栗本斉の「温故知新 聴き倒しの旅」

夏木マリはさらにラディカルになっていく 石野卓球、ゆず岩沢らと目指した新境地

 セクシー歌手といえば、「あ~♡ 抱いてぇん~ 獣のように~」の夏木マリ。なぁんて言うのは、おそらく50代以上でしょうか。もちろん、後追いで知っている方もいると思いますが、妖艶なフィンガー・アクションでお茶の間に衝撃を与えた名曲「絹の靴下」がリリースされたのは、1973年のこと。今から40年以上も前のことです。逆に30代くらいの方にとっては、“オシャレでジャジーなシンガー”という印象があるかもしれません。『9月のマリー』(1995年)から『戦争は終わった』(2005年)にいたる10年ほどの間は、ピチカート・ファイヴの小西康陽がプロデュースに関わり、渋谷系の文脈で評価されたということもありました。音楽活動以外でいえば、女優として数々のテレビや映画、舞台にも出演しており、映画『千と千尋の神隠し』の湯婆婆役でお子様にもおなじみだったり。いずれにせよ、多才な存在であることはたしかです。

 

夏木マリ『朝はりんごを食べなさい』

 

 音楽面でいうと、ここ数年はロック色が強くなっていました。10年ほど前に結成したGIBIER du MARIE(ジビエ・ドゥ・マリー)というグループは、腕利きのスタジオ・ミュージシャンを集めたスペシャル・バンドで、なかなか渋いブルース・ロックを披露。例えば、Superflyに影響を与え、GLIM SPANKYも歌っていたジャニス・ジョプリンの「MOVE OVER」をカヴァーしていた、といえば、20代の方にも通じやすいでしょうか。ちなみに彼女は、このGIBIER du MARIEに参加したパーカッション奏者である斎藤ノヴ氏と、還暦を目前にした2011年に入籍しています。

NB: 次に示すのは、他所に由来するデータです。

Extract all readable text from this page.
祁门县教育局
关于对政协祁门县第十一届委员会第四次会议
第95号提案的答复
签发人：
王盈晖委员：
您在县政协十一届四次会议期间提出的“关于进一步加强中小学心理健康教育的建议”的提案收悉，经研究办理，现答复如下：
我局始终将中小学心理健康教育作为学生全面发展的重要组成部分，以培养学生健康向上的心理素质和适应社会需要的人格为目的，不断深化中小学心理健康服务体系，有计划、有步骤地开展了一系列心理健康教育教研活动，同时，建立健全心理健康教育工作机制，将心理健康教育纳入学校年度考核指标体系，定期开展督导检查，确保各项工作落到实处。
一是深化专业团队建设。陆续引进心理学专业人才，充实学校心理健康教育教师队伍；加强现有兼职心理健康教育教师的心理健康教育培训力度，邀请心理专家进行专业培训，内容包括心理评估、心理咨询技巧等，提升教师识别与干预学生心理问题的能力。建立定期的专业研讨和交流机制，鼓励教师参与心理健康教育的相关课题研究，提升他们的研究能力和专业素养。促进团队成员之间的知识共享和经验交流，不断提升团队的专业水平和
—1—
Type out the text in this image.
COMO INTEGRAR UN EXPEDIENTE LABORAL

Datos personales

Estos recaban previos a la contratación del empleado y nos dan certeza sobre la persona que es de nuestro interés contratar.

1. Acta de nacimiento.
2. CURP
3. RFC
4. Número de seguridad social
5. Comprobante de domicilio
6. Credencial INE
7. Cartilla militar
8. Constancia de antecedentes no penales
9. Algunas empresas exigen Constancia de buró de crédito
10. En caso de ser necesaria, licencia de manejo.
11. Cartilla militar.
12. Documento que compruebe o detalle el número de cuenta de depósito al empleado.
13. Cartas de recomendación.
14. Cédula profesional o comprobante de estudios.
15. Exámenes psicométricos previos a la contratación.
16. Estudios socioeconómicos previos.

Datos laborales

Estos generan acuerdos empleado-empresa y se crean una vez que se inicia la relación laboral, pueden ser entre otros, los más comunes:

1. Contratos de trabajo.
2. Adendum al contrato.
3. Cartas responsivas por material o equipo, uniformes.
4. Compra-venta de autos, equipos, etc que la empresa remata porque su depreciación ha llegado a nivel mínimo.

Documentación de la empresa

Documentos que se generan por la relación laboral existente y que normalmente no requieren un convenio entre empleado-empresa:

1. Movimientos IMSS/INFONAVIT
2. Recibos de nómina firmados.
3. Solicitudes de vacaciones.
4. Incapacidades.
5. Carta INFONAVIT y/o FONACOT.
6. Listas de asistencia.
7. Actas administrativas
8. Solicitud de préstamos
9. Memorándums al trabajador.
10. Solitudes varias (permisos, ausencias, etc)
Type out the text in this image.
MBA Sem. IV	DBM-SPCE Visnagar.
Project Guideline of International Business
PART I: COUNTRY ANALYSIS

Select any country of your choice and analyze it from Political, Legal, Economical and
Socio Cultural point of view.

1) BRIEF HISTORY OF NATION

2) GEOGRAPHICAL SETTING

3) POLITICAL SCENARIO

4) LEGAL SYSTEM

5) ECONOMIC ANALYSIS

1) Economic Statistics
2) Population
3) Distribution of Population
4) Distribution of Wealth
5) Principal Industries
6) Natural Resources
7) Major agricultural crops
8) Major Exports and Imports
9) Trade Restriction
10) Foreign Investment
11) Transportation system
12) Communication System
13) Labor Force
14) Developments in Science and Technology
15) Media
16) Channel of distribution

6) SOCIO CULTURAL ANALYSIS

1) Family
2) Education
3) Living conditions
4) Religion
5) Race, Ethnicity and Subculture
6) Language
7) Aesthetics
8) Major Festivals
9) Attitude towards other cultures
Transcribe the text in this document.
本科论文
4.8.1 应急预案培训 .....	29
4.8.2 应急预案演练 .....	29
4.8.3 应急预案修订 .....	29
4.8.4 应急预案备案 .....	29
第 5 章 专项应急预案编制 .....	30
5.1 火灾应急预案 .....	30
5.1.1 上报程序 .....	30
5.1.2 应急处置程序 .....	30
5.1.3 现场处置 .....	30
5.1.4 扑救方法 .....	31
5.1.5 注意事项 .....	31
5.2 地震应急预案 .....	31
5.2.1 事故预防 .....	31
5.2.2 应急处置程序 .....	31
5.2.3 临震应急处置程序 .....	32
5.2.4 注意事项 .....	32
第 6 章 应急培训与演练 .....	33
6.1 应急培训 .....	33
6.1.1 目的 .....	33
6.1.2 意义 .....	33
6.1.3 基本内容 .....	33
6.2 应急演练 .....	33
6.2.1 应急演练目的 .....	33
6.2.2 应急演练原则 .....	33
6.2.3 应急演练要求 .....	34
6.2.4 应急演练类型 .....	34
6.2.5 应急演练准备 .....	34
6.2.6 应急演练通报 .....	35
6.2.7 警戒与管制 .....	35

 さて、そんな華麗な音楽遍歴を経てきた夏木マリですが、またまた新しい展開が始まりました。10数年ぶりとなるソロ名義のミニ・アルバム『朝はりんごを食べなさい』が、先日リリースされました。まず、そのヘンテコなタイトルのインパクトもさることながら、本人が〈バスケス〉というペンネームで書いたタイトル曲の歌詞の内容も、“健康のためにりんごを食べよう!”というような奇妙なもので、そこにアダムとイブやビートルズを引き合いに出すアイデアもユニーク。ゆずの岩沢厚治が書き下ろしたメロディは、爽やかなフォークロックに仕上がっているためサラリと聴かせてくれるのですが、楽曲からはどこか半端ないロックな匂いがぷんぷんと漂ってくるのです。